Soll nun alles Durchsucht werden?

Ich als Filehoster würde eine Konzerneigene Verschlüsselung und Verpacksystem wie zB Zip oder WinRar entwickeln so das ich ohne Password nicht die Dateneinsehen kann. Somit wäre dieser Teil...

  "Allerdings müssen Utnternehmen wie Rapidshare jedoch vorher über mögliche Rechtsverletzungen aufmerksam gemacht werden – sollten die Filehoster danach nichts gegen die Vergehen unternehmen, seien sie schuldig, so der BGH."

kompett hinfällig. ^^


----------



## Schalkmund (13. Juli 2012)

Von mir aus kann Rapidshare auch einpacken, der Verein ist für Free-User eh fürn Arsch. Miese Filehoster wo man mit 30kb/s vor sich hin tuckert gibt es mehr als genug.


----------



## Sleipnir4 (13. Juli 2012)

Sagt der Name Kim Dotcom noch jemandem was?


----------



## Shadow_Man (13. Juli 2012)

Da werden doch tagtäglich so viele Sachen hochgeladen, wer soll das denn alles überprüfen? Und die, die illegale Sachen hochladen, geben denen doch meist ganz andere Namen. Da müsste man dann ja auch alles quasi installieren und testen, was eigentlich dahinter steckt. 
Das ist doch alles gar nicht mach- und überprüfbar.


----------



## Schalkmund (13. Juli 2012)

Sleipnir4 schrieb:


> Sagt der Name Kim Dotcom noch jemandem was?


 Ja, wäre schön wenn der mal wieder geschäftlich aktiv würde, nachdem die USA mit ihrer rechtlich mehr als fragwürdigen Aktion vor die Wand gelaufen sind.
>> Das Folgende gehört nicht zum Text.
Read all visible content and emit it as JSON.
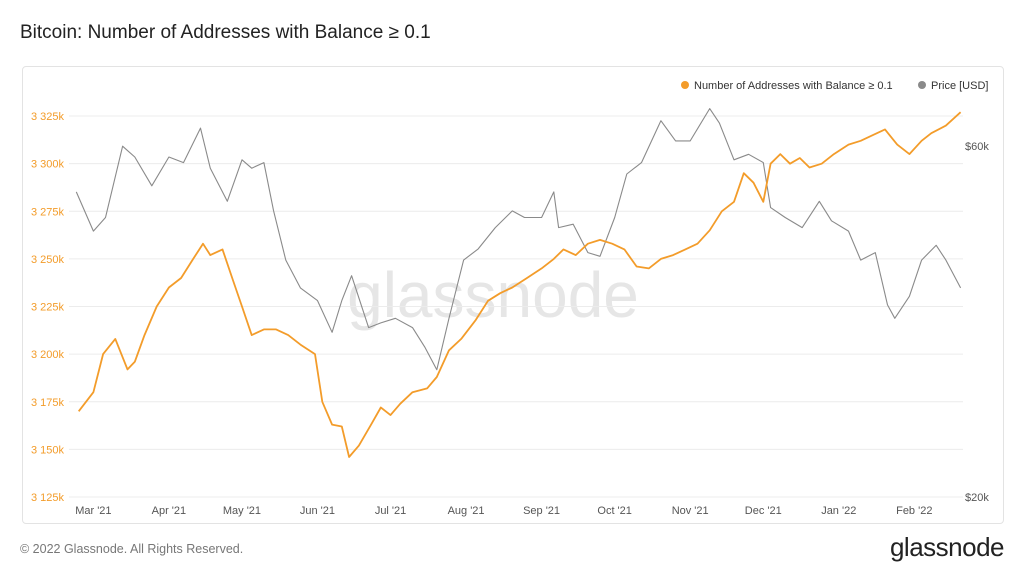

Megaupload  war wenigstens für jedermann gut zu nutzen, im Gegensatz zum geldgeilen Rapidshare.
Kim komm endlich zurück!


----------



## dickdurstig (13. Juli 2012)

ja klar stimmt zwar mit dem urheberrechtsgesetz überein was die vollpfosten vom höchsten gericht welches auf einer verfassung beruht, die seit 91 ungültig ist, da erzählen greift aber in die persöhnlichkeitsrechte ein, wenn rapid die daten der user durchforstet, desweiteren sind etweilige downloads von foren eh immer über passwörter geschützt
das mit den 30kb/s ist garnicht so schlimm des dümpelt bei mir immer im jdownloader rum rapid hat halt keine captchas da musst du nicht die ganze zeit vor sitzen und uploaded ist nicht wirklich mit 100kb/s weil man die stunde wartezeit hat, es kommt dann auf ungefähr um die 20kb/s raus


----------



## Schalkmund (13. Juli 2012)

dickdurstig schrieb:


> das mit den 30kb/s ist garnicht so schlimm des dümpelt bei mir immer im jdownloader rum rapid hat halt keine captchas da musst du nicht die ganze zeit vor sitzen und uploaded ist nicht wirklich mit 100kb/s weil man die stunde wartezeit hat, es kommt dann auf ungefähr um die 20kb/s raus


Für dich sind 30kb/s vielleicht ok, ich fühle mich da schon fast in die frühen DSL-Jahre versetzt, nachdem man von Megaupload so verwöhnt wurde geht man ungern wieder in die Steinzeit, wo ein Download mehrere Tage dauerte, zurück. Ich will mal sehen wie du 20GB im Rapidshare Schneckentempo runterlädst. 
 Es gibt deutlich besser Filehoster wie load.to oder datei.to, da muss man zwar captchas eingeben kann aber 10 Dateien gleichzeitig mit voller Bandbreite herunterladen und mit nem IP-Rest brauchste auch keine Stunde warten.


----------



## Sleipnir4 (13. Juli 2012)

Shadow_Man schrieb:


> Da werden doch tagtäglich so viele Sachen hochgeladen, wer soll das denn alles überprüfen? Und die, die illegale Sachen hochladen, geben denen doch meist ganz andere Namen. Da müsste man dann ja auch alles quasi installieren und testen, was eigentlich dahinter steckt.
> Das ist doch alles gar nicht mach- und überprüfbar.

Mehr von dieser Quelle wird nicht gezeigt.